Rubber Rooms Eliminated!
The UFT just announced that the Rubber Rooms will be eliminated as of September 1.
The agreement adds time lines to the contract. I didn’t take notes, so this is roughly from memory:
- Closing the Rubber Rooms (all of them!) September
- Teachers who are removed from the classroom will be reassigned within their school, or to a DoE office, or, in a few specific cases, to stay at home (1 such case is a charge of theft over $1000)
- It sounded like a slight narrowing in the definition of who will get suspended without pay (need to reread details). No one new added (certain about that).
- 60 day? Am I remembering wrong??? A 60-day enforceable (not like 18 months ago) timeline.
- A 4-week expedited time line. (This is the only loss, and it is not a real loss. The DoE currently NEVER uses the expedited process. Now they will be able to go to the shorter process when they choose – the teacher will not be involved in the decision).
This is the first pure win I have seen as a UFT member. I look for the flaws, the gaps, the secret trap-doors. There ain’t none here.
Joel Klein’s DoE has taken “reassignment” and perverted and twisted it into a fear tactic. If you challenge an out of control principal, they can threaten to send you to the Rubber Room. Point out a contract violation? They can threaten to send you to the Rubber Room. Don’t want to give up your lunch for a meeting, participate in mandatory-voluntary per session…? You get the idea.
And that’s over. No more.
A huge obstacle to rebuilding, or building from scratch, real chapters in the scores of mini-schools – the threat of being rubber roomed – that obstacle is history.
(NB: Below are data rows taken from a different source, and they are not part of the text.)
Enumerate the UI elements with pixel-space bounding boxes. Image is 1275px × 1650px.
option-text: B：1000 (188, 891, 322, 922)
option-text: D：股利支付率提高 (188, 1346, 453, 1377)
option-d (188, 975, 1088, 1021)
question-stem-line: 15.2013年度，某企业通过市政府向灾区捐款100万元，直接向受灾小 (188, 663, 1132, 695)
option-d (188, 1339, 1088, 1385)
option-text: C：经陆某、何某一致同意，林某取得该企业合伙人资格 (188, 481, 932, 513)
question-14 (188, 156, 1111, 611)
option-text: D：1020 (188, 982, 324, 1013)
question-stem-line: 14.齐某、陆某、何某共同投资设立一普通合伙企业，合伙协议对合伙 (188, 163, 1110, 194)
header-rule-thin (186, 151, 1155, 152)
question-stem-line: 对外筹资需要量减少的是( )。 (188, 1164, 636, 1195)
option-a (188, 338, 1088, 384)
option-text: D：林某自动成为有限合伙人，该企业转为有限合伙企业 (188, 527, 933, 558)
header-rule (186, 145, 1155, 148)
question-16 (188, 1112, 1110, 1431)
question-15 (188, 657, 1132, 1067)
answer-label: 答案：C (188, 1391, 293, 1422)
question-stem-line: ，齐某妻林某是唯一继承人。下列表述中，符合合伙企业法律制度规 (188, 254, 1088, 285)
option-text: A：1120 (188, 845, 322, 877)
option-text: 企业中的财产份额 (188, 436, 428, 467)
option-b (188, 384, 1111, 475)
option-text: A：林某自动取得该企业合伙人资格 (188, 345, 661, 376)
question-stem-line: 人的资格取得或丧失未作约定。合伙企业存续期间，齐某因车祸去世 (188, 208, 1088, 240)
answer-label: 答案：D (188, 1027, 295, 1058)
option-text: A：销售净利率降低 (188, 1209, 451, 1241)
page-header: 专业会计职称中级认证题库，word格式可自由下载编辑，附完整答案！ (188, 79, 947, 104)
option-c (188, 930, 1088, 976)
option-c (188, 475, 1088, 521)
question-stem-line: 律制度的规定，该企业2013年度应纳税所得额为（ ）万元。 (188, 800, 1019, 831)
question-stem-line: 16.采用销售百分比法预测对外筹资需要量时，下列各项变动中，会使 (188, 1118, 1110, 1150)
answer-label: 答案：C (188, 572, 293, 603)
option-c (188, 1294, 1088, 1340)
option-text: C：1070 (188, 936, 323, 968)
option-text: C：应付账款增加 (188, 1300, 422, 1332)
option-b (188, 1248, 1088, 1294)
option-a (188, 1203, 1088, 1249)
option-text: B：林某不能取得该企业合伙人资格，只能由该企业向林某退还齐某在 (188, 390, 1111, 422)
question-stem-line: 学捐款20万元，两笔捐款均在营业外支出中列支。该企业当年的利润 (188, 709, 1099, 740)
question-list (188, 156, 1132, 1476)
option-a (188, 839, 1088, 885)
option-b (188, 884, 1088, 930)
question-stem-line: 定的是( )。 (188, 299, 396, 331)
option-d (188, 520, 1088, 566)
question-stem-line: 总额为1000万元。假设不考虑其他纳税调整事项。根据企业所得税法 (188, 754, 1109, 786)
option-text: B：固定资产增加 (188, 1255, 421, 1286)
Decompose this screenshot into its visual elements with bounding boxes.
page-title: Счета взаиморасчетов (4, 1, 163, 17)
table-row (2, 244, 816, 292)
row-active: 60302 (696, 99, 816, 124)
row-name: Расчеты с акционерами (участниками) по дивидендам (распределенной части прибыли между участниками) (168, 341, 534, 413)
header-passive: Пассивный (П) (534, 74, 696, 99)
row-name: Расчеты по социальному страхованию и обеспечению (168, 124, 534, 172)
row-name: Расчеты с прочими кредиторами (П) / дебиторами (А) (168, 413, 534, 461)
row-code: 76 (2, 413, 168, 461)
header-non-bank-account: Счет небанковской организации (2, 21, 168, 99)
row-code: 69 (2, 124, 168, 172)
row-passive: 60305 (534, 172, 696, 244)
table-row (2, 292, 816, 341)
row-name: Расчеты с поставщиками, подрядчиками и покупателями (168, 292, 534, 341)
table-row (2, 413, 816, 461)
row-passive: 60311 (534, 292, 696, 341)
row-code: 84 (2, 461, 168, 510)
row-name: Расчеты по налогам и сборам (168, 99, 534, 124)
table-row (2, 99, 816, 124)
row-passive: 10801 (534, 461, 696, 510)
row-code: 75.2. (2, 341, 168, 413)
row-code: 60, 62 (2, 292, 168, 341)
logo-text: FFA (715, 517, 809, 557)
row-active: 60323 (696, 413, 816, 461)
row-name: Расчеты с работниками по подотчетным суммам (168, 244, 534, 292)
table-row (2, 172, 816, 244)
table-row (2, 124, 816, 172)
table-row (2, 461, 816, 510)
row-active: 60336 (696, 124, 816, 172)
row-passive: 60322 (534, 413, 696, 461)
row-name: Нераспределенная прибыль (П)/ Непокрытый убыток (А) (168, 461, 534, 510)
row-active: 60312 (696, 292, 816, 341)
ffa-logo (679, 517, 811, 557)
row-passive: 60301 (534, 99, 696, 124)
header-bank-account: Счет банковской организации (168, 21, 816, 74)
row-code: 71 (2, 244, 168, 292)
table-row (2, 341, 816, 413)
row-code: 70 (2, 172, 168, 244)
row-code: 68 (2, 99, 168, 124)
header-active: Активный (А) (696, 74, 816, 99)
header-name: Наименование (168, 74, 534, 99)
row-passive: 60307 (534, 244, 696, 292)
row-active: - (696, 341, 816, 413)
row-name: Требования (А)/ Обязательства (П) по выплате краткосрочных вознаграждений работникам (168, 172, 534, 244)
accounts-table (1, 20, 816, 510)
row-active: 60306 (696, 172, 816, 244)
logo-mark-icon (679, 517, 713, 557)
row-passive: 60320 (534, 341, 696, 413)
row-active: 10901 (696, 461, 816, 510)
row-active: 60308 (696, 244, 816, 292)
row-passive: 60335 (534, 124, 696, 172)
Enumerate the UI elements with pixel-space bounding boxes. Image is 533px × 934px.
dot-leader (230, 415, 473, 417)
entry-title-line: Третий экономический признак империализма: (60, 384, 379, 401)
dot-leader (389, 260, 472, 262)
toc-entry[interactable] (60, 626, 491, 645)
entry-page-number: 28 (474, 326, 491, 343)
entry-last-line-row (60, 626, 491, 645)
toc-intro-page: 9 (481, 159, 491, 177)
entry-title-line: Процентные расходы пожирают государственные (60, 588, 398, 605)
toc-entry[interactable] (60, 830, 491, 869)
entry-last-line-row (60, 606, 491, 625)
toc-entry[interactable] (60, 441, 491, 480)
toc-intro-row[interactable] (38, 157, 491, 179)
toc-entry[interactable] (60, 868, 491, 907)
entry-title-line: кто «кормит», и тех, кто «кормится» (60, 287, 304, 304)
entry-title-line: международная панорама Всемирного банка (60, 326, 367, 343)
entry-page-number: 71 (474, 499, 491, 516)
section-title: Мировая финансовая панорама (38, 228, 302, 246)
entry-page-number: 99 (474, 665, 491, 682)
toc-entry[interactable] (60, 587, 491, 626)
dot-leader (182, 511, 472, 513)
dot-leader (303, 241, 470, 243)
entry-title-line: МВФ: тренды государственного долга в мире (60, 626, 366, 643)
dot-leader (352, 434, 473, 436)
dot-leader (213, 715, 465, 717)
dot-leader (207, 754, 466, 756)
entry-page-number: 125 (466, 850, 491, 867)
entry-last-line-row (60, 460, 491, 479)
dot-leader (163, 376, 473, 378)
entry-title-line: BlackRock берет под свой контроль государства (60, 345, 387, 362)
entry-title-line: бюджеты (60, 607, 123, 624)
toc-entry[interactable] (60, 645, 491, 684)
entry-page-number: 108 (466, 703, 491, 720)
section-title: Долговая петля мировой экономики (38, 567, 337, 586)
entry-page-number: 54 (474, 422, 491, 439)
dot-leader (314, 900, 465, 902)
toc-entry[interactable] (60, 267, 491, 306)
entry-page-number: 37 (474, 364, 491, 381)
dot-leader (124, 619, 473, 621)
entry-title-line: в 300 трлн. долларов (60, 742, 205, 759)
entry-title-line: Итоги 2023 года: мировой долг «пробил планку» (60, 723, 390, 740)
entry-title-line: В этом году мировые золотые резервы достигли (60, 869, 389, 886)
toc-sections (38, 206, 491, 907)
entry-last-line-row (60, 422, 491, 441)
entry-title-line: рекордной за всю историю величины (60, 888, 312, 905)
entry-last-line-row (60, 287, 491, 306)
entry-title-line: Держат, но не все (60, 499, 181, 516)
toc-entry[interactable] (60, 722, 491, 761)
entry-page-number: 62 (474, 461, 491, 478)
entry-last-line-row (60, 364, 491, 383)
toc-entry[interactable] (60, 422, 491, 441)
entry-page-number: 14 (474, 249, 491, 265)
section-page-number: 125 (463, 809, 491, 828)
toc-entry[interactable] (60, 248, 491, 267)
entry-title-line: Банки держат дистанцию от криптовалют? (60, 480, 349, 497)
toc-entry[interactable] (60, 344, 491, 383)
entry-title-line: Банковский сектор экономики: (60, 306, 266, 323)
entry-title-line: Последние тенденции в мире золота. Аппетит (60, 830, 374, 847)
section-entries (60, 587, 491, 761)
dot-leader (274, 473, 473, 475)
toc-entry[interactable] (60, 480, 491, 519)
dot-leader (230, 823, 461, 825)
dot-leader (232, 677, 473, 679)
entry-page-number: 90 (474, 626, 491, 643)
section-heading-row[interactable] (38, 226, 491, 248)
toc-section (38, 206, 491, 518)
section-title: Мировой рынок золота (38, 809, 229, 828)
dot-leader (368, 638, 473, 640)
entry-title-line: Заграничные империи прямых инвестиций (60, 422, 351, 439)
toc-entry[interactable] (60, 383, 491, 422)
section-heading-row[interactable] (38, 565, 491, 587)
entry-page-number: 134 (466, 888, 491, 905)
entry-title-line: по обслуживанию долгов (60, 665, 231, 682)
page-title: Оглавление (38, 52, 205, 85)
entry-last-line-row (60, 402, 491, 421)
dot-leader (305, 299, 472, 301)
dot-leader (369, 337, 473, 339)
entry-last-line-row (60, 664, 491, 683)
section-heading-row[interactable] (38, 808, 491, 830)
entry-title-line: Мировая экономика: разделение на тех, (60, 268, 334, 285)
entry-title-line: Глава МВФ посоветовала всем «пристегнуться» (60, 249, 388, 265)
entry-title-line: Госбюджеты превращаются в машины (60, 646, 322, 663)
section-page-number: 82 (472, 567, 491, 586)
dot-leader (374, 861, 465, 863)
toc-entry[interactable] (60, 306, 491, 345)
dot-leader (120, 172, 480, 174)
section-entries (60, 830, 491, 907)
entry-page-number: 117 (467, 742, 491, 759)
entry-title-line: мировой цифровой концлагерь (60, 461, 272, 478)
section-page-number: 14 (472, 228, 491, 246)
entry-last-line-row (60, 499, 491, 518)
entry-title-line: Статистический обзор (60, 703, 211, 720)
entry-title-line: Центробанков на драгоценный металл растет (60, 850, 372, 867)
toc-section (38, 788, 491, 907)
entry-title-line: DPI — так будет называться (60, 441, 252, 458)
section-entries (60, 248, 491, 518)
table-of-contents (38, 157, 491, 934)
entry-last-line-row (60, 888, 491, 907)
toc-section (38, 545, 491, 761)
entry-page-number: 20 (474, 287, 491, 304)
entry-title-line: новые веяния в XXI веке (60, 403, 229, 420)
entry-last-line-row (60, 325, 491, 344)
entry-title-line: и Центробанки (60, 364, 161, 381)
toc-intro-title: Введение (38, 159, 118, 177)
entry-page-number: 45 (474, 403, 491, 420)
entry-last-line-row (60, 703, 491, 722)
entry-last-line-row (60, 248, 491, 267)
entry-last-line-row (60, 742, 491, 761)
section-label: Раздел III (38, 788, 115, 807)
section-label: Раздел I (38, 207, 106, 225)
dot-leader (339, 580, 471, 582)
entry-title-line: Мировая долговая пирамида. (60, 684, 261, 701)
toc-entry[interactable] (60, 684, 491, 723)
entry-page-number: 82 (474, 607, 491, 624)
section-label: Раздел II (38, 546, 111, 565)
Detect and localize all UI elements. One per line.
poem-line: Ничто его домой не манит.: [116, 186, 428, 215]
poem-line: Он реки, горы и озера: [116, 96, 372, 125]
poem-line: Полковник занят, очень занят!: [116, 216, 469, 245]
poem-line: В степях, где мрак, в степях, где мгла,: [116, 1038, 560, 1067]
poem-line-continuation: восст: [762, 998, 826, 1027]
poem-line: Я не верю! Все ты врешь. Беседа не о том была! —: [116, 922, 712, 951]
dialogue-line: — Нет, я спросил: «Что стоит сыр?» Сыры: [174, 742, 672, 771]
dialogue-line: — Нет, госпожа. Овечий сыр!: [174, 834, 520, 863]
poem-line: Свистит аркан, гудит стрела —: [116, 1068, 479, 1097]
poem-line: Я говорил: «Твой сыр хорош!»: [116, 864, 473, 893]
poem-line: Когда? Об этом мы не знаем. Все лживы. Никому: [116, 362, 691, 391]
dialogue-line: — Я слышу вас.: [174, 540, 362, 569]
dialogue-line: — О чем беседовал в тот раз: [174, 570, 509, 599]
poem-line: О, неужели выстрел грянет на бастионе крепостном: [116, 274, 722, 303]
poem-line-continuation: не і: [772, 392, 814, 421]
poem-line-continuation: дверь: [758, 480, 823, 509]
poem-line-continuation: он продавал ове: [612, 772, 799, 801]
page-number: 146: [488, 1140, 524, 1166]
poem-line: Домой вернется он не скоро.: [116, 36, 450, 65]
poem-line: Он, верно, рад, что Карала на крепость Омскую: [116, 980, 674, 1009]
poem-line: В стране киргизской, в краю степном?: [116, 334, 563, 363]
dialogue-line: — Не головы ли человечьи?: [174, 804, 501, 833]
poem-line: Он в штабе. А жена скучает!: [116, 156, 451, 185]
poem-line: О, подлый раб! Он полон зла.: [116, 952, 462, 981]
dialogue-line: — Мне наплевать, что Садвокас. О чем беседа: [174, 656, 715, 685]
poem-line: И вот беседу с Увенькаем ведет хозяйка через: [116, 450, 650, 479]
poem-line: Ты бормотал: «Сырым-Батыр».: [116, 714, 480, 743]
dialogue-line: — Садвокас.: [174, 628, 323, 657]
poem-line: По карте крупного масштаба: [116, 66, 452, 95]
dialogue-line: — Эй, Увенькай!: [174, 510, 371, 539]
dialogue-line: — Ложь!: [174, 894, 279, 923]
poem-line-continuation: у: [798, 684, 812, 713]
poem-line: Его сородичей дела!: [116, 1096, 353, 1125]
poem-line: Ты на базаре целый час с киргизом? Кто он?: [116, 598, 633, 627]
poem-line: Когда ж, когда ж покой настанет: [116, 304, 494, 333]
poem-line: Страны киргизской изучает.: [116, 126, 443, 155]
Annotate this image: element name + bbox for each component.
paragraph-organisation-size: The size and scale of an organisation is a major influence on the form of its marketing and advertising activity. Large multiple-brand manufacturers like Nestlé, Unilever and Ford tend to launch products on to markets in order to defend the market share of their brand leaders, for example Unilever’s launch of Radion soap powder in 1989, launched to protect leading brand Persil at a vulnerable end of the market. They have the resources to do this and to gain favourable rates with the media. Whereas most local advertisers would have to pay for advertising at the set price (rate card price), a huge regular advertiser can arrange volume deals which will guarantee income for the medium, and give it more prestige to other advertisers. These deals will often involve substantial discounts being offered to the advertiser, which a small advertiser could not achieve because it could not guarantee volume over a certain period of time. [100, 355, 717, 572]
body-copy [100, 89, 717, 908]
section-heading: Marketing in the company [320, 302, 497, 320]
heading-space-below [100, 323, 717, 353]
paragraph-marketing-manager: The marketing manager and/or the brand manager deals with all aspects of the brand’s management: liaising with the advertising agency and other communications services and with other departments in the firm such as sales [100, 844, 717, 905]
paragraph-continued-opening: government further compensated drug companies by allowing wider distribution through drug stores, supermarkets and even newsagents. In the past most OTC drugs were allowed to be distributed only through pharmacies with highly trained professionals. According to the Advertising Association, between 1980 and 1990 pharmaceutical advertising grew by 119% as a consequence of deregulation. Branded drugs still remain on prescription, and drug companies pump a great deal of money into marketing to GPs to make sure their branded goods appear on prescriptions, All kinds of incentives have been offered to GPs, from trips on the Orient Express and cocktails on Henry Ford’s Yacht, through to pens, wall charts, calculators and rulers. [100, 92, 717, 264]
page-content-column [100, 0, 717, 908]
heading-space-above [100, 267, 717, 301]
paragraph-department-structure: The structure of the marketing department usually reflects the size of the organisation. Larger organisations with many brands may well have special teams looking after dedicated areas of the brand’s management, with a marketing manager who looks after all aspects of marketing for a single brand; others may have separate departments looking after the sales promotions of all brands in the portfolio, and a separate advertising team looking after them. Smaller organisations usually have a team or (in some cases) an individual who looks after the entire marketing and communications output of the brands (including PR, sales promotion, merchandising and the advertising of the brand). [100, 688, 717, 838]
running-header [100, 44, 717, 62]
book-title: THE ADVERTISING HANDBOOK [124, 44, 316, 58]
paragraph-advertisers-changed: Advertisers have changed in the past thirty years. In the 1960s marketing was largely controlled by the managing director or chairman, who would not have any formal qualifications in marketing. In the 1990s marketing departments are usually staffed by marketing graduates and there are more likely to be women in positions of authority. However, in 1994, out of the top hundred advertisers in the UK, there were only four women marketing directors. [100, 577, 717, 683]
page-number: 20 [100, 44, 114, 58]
I often say that we should be judged not only on what we do for the average teacher, but on how we protect our weakest and most vulnerable. Our newest teachers (who are covered by this agreement, with or without tenure), our senior teachers, and our targeted teachers. It has been a point of embarrassment that this union has sometimes not looked out for our weakest. But today Michael Mulgrew has delivered for our most vulnerable, and really, for all of us.
That’s amazing news!
Any idea how that works for those who are appealing a firing but do not have tenure? While they won’t benefit from being paid during the investigations, will they benefit from a faster process as well? Having to wait a year or so to find out if you do (or most likely don’t considering the bias of the DoE) win an appeal is still horribly unfair.